Mais là le President et Conseille ne sont que les très humbles Serviteurs de l’Assemblé: Ceux ci font les Loix: et les autres les font mettre en execution tant bien que mal. Je suis réllement très faché que mon ayeul ait accepté la Présidence on s’attend ici et en Europe qu’il sera en Etat de reunir toutes les Parties pour le bien de la Chose—mais on se trompent fort. Sa Reputation est bien établi partout, mais son Influence dans l’Assemblé est très borné:—et a son Age il n’a pas assez d’Activité pour l’augmenter.
Il a été question, comme on vous la dit, de me faire Membre du Congrès pour l’Etat de Pensylvanie: Mr. Morris le desiroit beaucoup: mais il ne l’a pu effectuer a cause de l’espece de Convention que les deux Parties dans l’Assemblémont fait pour determiner leur Choix—et sans quoi—il auroit été presque impossible d’en nommer de tout les deux Parties etant a peu près d’egale force. N’est t’il pas cruel qu’un Pays comme celui cy fait pour etre heureux, et qui pouroit l’etre si aisément,—soit rongé de factions comme il est. Si quelque Puissance vouloit nous declarer la Guerre Je crois qu’elle nous rendroit service.
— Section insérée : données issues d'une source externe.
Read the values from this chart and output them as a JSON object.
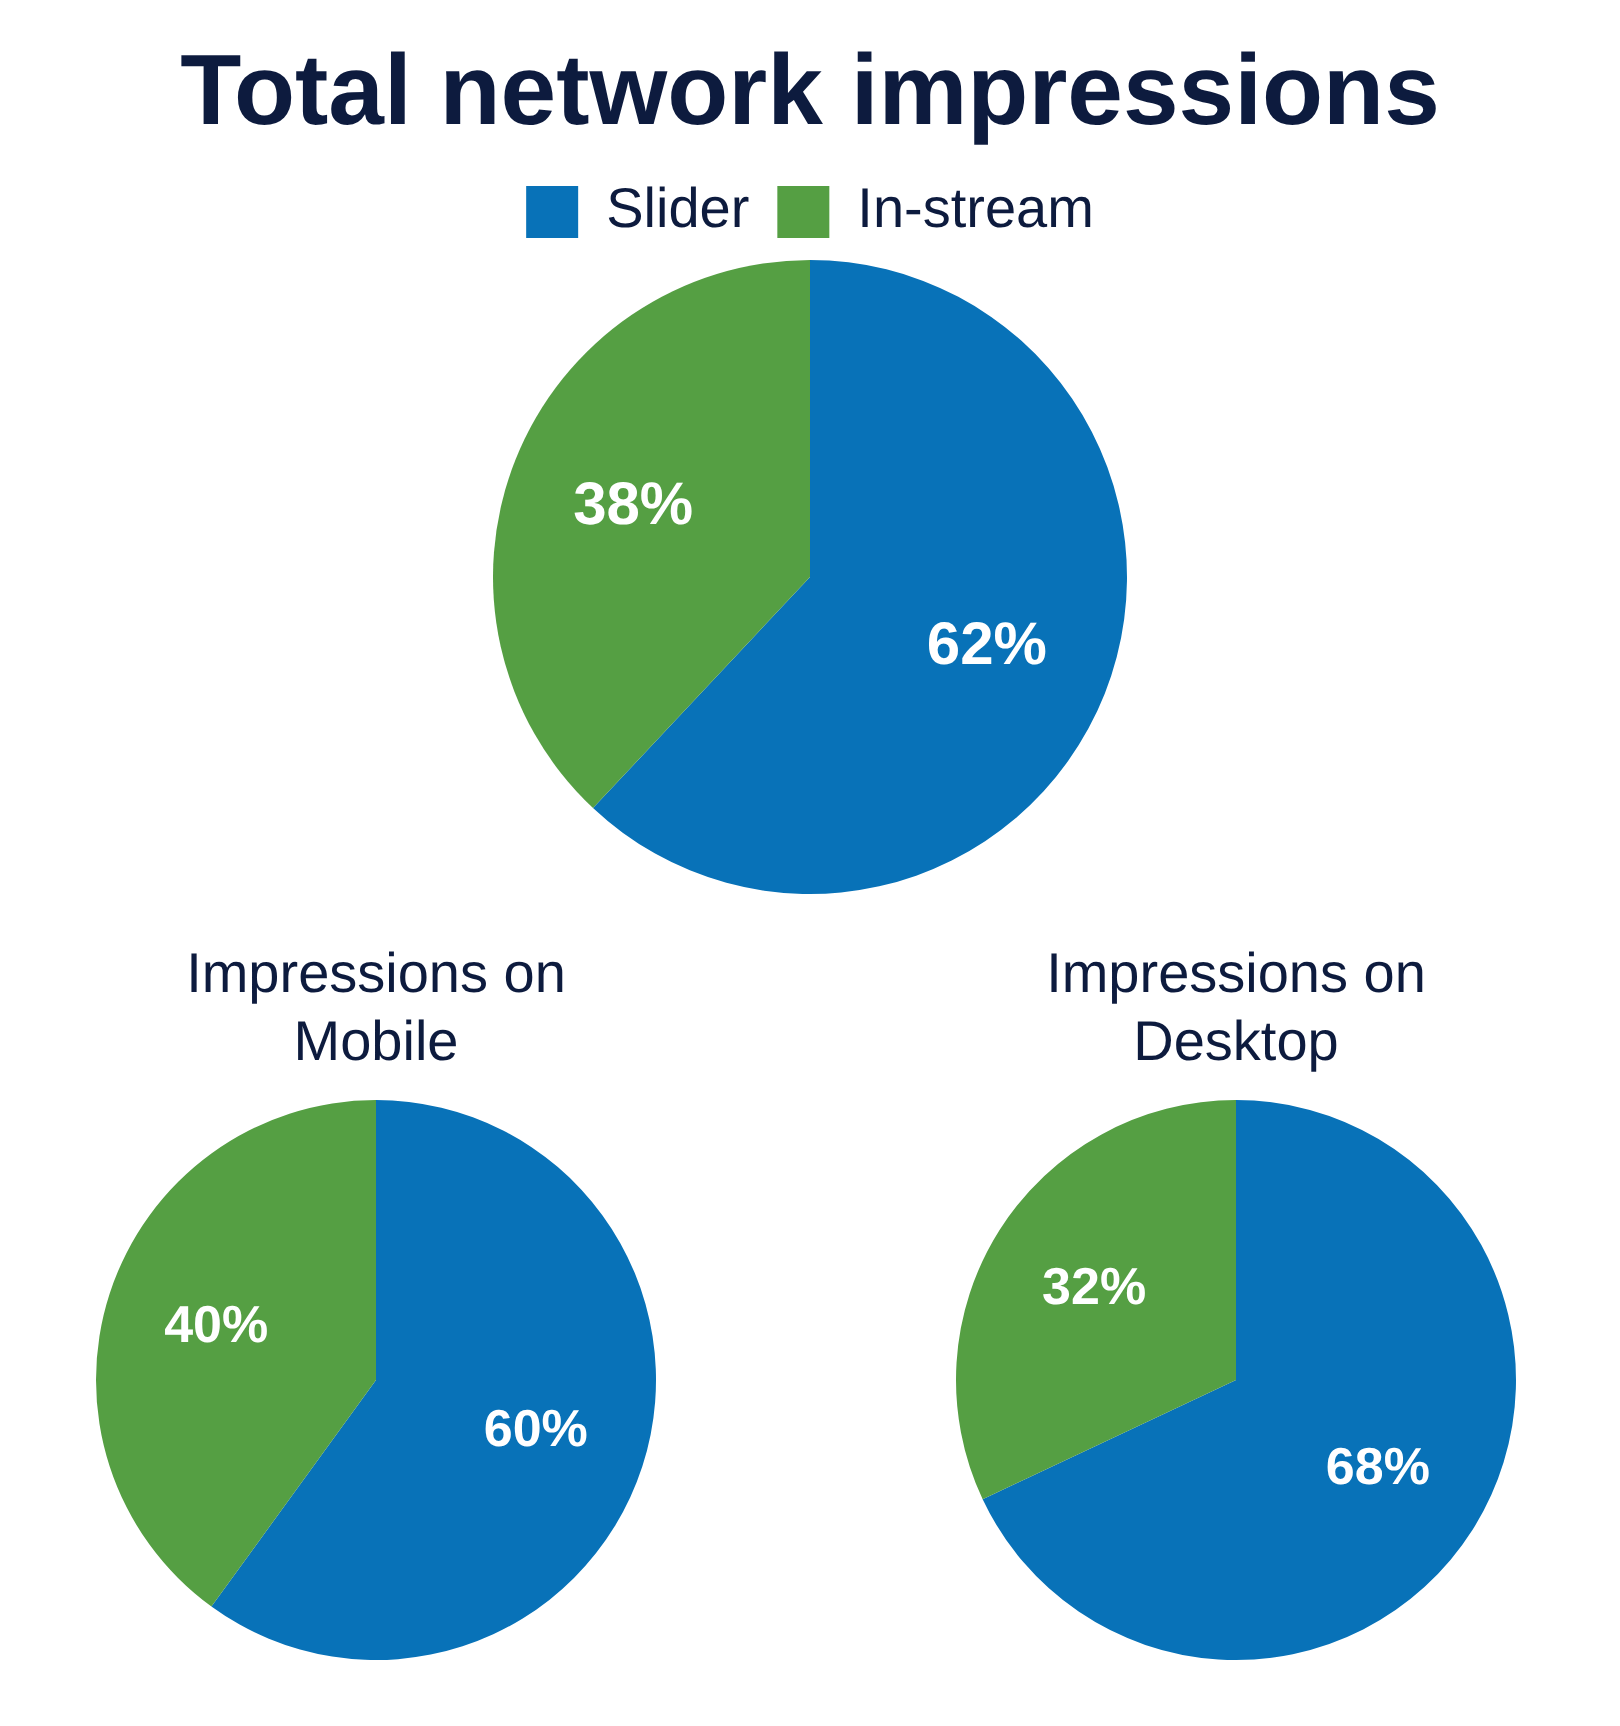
{
  "chart_data": [
    {
      "type": "pie",
      "title": "Total network impressions",
      "categories": [
        "Slider",
        "In-stream"
      ],
      "values": [
        62,
        38
      ],
      "colors": [
        "#0872b8",
        "#559f43"
      ],
      "value_labels": [
        "62%",
        "38%"
      ],
      "legend": "top"
    },
    {
      "type": "pie",
      "title": "Impressions on Mobile",
      "categories": [
        null,
        null
      ],
      "values": [
        60,
        40
      ],
      "colors": [
        "#0872b8",
        "#559f43"
      ],
      "value_labels": [
        "60%",
        "40%"
      ]
    },
    {
      "type": "pie",
      "title": "Impressions on Desktop",
      "categories": [
        null,
        null
      ],
      "values": [
        68,
        32
      ],
      "colors": [
        "#0872b8",
        "#559f43"
      ],
      "value_labels": [
        "68%",
        "32%"
      ]
    }
  ]
}
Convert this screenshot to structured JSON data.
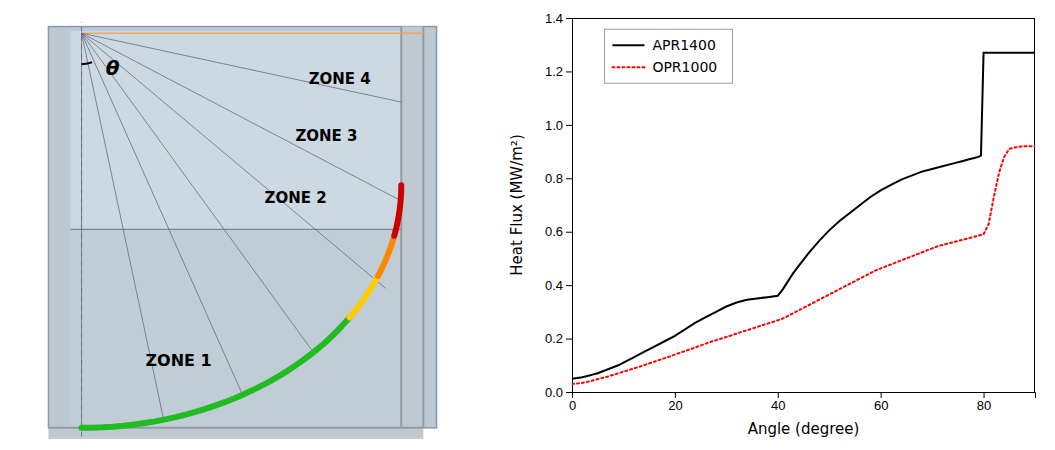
{
  "chart_data": {
    "type": "line",
    "xlabel": "Angle (degree)",
    "ylabel": "Heat Flux (MW/m²)",
    "xlim": [
      0,
      90
    ],
    "ylim": [
      0,
      1.4
    ],
    "xticks": [
      0,
      20,
      40,
      60,
      80
    ],
    "yticks": [
      {
        "value": 0,
        "label": "0.0"
      },
      0.2,
      0.4,
      0.6,
      0.8,
      {
        "value": 1,
        "label": "1.0"
      },
      1.2,
      1.4
    ],
    "legend": "upper left",
    "series": [
      {
        "name": "APR1400",
        "color": "#000000",
        "line_style": "solid",
        "x": [
          0,
          1,
          2,
          3,
          4,
          5,
          7,
          9,
          10,
          12,
          14,
          16,
          18,
          20,
          22,
          24,
          26,
          28,
          30,
          32,
          34,
          36,
          38,
          40,
          41,
          42,
          43,
          44,
          46,
          48,
          50,
          52,
          54,
          56,
          58,
          60,
          62,
          64,
          66,
          68,
          70,
          72,
          74,
          76,
          77,
          78,
          79,
          79.5,
          80,
          81,
          82,
          83,
          84,
          85,
          86,
          87,
          88,
          89,
          90
        ],
        "values": [
          0.05,
          0.052,
          0.055,
          0.06,
          0.065,
          0.07,
          0.085,
          0.1,
          0.11,
          0.13,
          0.15,
          0.17,
          0.19,
          0.21,
          0.235,
          0.26,
          0.28,
          0.3,
          0.32,
          0.335,
          0.345,
          0.35,
          0.355,
          0.36,
          0.385,
          0.415,
          0.445,
          0.47,
          0.52,
          0.565,
          0.605,
          0.64,
          0.67,
          0.7,
          0.73,
          0.755,
          0.775,
          0.795,
          0.81,
          0.825,
          0.835,
          0.845,
          0.855,
          0.865,
          0.87,
          0.875,
          0.88,
          0.885,
          1.27,
          1.27,
          1.27,
          1.27,
          1.27,
          1.27,
          1.27,
          1.27,
          1.27,
          1.27,
          1.27
        ]
      },
      {
        "name": "OPR1000",
        "color": "#ff0000",
        "line_style": "dotted",
        "x": [
          0,
          1,
          2,
          3,
          5,
          7,
          9,
          11,
          13,
          15,
          17,
          19,
          21,
          23,
          25,
          27,
          29,
          31,
          33,
          35,
          37,
          39,
          41,
          43,
          45,
          47,
          49,
          51,
          53,
          55,
          57,
          59,
          61,
          63,
          65,
          67,
          69,
          71,
          73,
          75,
          76,
          77,
          78,
          79,
          80,
          81,
          82,
          83,
          84,
          85,
          86,
          87,
          88,
          89,
          90
        ],
        "values": [
          0.03,
          0.032,
          0.034,
          0.038,
          0.048,
          0.058,
          0.07,
          0.082,
          0.094,
          0.107,
          0.12,
          0.133,
          0.147,
          0.16,
          0.174,
          0.188,
          0.2,
          0.212,
          0.225,
          0.237,
          0.25,
          0.262,
          0.275,
          0.295,
          0.315,
          0.335,
          0.355,
          0.375,
          0.395,
          0.415,
          0.435,
          0.455,
          0.47,
          0.485,
          0.5,
          0.515,
          0.53,
          0.545,
          0.555,
          0.565,
          0.57,
          0.575,
          0.58,
          0.585,
          0.59,
          0.63,
          0.73,
          0.82,
          0.88,
          0.91,
          0.915,
          0.918,
          0.92,
          0.92,
          0.92
        ]
      }
    ],
    "annotations": [
      {
        "text": "ZONE 1",
        "color": "#22bb22"
      },
      {
        "text": "ZONE 2",
        "color": "#ffcc00"
      },
      {
        "text": "ZONE 3",
        "color": "#ff8800"
      },
      {
        "text": "ZONE 4",
        "color": "#cc0000"
      },
      {
        "text": "θ"
      }
    ]
  }
}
Ne croyois [sic] pas pourtant que Je perds l’Esperance de voir ce Pays sage et heureux comme il devroit l’etre—non Je crois que lorsque nos Affaires empireront nous ouvrirons les Yeux—et nous verrons notre veritable Interet. Vous trouverez peutetre cet Etat des Choses different de celui que donne mon Ayeul dans un de nos Papiers Public: vous sçaurez pourtant les alliers en quelque sorte: et vous n’oublirez pas qu’il ecrit pour le Publique et que j’ecris pour mon Ami; qui Je sçais bien ne fera pas une mauvaise usage de ma Lettre.
Adieu mon cher Ami, Je remets a une Occasion que J’aurai dans peu, a repondre a plusieurs Articles de vos Lettres qui me regarde particulierement.
J’ai été a Philadelphie il y a peu de Jours; tout le monde se portoit bien. J’imagine que mon Ayeuil ou Benjamin vous ecrira. Faites bien mes Amitiés a toute votre Famille a la Maison, Chaumont, Brillon, Dailly etc. Je vous embrasse bien tendrement.